3 Shallow and Deep Classes

We will use the term ``classes'' generically to refer not only to class structures in C++ but also to derived types in F90 and structs in C. Two distinct schemes were developed for handling classes that will traverse language boundaries. The distinction is based on whether memory allocation for the class occurs on the calling language side or on the implementation language side. Shallow classes do not have any memory allocated on the implementation language side - memory is passed to them from the calling language. Their memory can be drawn from the stack in the local procedure, so there is no need for the calling language to ``create'' and ``destroy'' them. Deep classes allocate memory on the implementation language side, and therefore must be ``created'' and ``destroyed'' by the calling language.

Shallow classes have all function calls dispatched at compile time, whereas deep classes implemented in C++ may actually have virtual function tables and runtime dispatching of calls. Either shallow or deep classes may work on or may contain pointers to arrays that are allocated by the calling language. If this is the case, the expectation is that procedures in the implementation language will not be responsible for deallocating or altering the memory associated with the ``foreign language'' array.

All classes are assumed to be ``opaque'' from the calling language side; that is, accessor functions are required to retrieve data or attributes embedded in a class. All data members in our examples are accessed from the implementation language side. This restriction can be lifted in the case of FORTRAN calling C with the introduction of the F200X BIND(C) attribute for derived types [7]. We note that for the compilers we have used simple F90 derived types are memory identical to C structs or C++ classes, and it would be possible to directly access class data using either the calling or implementation language. However, it does not appear necessary or desirable at this point to utilize this capability since it may degrade the robustness of the implementation considerably in unpredictable ways.

The shallow class approach is warranted for very simple classes within the ESMF. A Date class, for example, does not need to contain internal pointers and would, if it was created within a single-language application, normally be handled as a local stack variable. Deep classes are needed to represent more complex classes within the framework, such as a Route class that stores data transfer paths between two components. Such classes are likely to allocate storage within the construction or other methods of the class.

3.1 C++ Implementation

Code for the example is in lightweight_example/C++.

Shallow Object Example

The following example illustrates shallow objects with a particle that has an associated position and velocity.
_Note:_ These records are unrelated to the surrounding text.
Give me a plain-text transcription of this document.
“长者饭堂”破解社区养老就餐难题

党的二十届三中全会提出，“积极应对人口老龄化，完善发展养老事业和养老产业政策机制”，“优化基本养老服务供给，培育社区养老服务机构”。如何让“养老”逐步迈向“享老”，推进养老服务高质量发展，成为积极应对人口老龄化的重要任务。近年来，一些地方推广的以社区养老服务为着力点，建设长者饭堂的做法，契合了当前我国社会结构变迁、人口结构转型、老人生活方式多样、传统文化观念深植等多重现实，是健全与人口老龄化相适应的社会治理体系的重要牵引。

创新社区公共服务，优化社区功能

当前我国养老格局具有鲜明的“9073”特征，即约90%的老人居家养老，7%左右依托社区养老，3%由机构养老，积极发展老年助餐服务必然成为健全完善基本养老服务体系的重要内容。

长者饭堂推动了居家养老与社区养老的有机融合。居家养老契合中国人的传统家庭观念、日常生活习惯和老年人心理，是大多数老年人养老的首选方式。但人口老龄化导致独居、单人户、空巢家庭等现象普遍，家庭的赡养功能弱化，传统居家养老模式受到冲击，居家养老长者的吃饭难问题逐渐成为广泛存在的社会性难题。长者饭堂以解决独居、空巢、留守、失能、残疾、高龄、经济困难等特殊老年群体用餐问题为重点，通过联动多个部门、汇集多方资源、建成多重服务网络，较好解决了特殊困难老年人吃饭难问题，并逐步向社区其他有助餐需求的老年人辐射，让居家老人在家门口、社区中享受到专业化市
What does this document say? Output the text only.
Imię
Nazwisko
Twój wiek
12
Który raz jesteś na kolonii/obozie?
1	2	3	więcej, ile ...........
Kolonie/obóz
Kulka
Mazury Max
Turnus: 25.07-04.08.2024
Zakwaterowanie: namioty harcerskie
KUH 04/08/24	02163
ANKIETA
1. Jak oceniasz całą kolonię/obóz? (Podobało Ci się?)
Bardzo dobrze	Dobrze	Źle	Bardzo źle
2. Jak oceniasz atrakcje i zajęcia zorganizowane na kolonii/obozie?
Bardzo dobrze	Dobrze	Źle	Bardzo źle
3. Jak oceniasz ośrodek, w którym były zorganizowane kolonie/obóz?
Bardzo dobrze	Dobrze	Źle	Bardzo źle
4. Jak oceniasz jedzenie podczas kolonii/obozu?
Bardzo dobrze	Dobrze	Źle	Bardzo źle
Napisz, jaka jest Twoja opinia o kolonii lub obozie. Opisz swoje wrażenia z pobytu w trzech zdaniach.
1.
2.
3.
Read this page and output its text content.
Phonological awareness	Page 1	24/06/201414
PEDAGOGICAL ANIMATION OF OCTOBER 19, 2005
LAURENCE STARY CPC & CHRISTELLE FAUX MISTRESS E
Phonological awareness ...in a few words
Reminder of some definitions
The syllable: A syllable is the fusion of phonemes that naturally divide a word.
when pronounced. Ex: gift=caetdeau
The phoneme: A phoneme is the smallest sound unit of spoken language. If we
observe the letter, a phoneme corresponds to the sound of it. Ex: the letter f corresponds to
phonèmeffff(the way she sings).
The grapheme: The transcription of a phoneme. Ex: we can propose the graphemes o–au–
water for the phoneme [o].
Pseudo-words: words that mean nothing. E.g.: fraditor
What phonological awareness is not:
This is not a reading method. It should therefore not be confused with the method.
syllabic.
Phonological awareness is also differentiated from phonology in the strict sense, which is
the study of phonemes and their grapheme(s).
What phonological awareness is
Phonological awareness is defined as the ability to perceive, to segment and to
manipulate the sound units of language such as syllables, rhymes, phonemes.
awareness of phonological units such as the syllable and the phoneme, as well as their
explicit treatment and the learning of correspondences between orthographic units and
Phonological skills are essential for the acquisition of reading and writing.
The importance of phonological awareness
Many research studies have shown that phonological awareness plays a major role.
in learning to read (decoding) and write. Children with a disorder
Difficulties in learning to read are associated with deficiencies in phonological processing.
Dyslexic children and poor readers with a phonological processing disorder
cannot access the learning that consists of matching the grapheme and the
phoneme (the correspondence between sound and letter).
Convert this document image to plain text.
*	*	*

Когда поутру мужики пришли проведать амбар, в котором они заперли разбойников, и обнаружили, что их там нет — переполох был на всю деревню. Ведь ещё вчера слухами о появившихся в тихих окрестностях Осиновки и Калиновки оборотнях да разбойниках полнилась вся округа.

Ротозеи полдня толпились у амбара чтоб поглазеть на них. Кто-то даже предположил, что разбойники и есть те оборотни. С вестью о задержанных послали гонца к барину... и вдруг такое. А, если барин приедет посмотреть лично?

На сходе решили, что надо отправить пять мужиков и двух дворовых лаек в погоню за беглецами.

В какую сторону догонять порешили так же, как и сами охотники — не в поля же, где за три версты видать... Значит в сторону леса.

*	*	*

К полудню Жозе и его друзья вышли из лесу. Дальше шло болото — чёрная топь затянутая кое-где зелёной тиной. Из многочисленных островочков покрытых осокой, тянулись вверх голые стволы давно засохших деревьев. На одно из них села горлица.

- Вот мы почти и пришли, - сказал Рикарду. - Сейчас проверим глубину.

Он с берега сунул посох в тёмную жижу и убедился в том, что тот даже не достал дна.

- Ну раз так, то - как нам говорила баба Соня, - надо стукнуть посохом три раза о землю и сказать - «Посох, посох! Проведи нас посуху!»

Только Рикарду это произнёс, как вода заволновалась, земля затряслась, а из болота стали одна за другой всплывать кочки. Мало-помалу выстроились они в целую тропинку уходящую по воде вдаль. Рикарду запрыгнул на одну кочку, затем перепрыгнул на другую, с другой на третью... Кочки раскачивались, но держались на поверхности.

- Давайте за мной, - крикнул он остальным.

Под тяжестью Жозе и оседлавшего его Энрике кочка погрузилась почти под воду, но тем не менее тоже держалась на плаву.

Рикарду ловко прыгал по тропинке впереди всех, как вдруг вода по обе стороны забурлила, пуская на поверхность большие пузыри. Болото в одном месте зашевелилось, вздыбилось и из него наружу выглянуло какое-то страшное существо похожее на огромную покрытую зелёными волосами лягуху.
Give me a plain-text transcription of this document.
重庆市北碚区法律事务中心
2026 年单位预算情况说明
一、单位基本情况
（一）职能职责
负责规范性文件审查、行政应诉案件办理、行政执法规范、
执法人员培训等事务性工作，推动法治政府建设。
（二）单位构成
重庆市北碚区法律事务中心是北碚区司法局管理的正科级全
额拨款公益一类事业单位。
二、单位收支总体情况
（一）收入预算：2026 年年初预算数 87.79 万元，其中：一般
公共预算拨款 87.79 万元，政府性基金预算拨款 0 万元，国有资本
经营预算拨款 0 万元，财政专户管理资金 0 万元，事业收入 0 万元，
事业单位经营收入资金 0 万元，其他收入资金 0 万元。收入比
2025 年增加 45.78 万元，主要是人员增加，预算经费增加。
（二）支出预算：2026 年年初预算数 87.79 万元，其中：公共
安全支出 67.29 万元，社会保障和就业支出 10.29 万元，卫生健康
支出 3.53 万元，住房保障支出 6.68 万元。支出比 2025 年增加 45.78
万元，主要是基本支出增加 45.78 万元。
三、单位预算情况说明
The example is an adaption of the particle object in [2].

In C++:

#include <iostream.h>
#include <ftn.h>
#include <stdio.h>
class particle {
public:
  virtual ~particle() = 0;
  particle_init(double *position_, double *velocity_) {
    int i;   
    for (i = 0; i < 3; i++) {
      position[i] = position_[i];
      velocity[i] = velocity_[i];
    }
  }
  void move(double &timeStep) {
    position[0] += velocity[0] * timeStep;
    position[1] += velocity[1] * timeStep;
    position[2] += velocity[2] * timeStep;
  }
  void print() {
    int i;
    for (i=0; i < 3; i++)
      cout << "position[" << i << "] = " << position[i] << endl;
  }
private:
  double position[3], velocity[3];
};

This section of code defines the particle class. Functions for integrating movement and printing out particle position are included in the example.

This C++ code doubles as the implementation and the C++ interface. However, to use this class in F90 we must build an analagous F90 module:

	module particleMod

	type particle
	sequence
	real(r8) position(3)         ! These variables exist to create a struct
	real(r8) velocity(3)         ! with the same size as the corresponding
	end type                     ! C++ class.  They are not used directly.

	contains

	subroutine particleCreate(this, position, velocity)
	type(particle), intent(inout) :: this
	real(r8), intent(in) :: position(:), velocity(:)
	call c_particle_create(this, position, velocity)
	end subroutine

	subroutine particleMove(this, timeStep)
	type(particle) :: this
	real(r8) :: timeStep
	
	call c_particle_move(this, timeStep)

	end subroutine

	subroutine particlePrint(this)
	type(particle) :: this
	
	call c_particle_print(this)

	end subroutine

        end module

This interface contains a datatype that is the same size as the particle class. This assures that when the object is created in F90, it will have the correct amount of memory available to be used by the C++ class. F90 interface functions/subroutines are included here to call the appropriate C++ class member functions. These F90 routines do not perform any real work (the implentation is in C++), but they map the F90 call to the C++ member function. An intermediate level of C code is required since C++ name-mangles its functions (the macro FTN is a cpp macro that maps a C function to the appropriate F77 linkage; i.e. it adds underscores as needed):

// Interface Layer for F90 
extern "C"
{
  void FTN(c_particle_create)(particle *pa, double *position, double *velocity) {
    pa->particle_init(position, velocity);
  }
  void FTN(c_particle_move)(particle *pa, double *timeStep) {
    pa->move(*timeStep);
  }
  void FTN(c_particle_print)(particle *pa) {
    pa->print();
  }
}

The extern ``C'' in the interface tells the C++ compiler to give the interface functions C linkage, so they are immediately callable from Fortran.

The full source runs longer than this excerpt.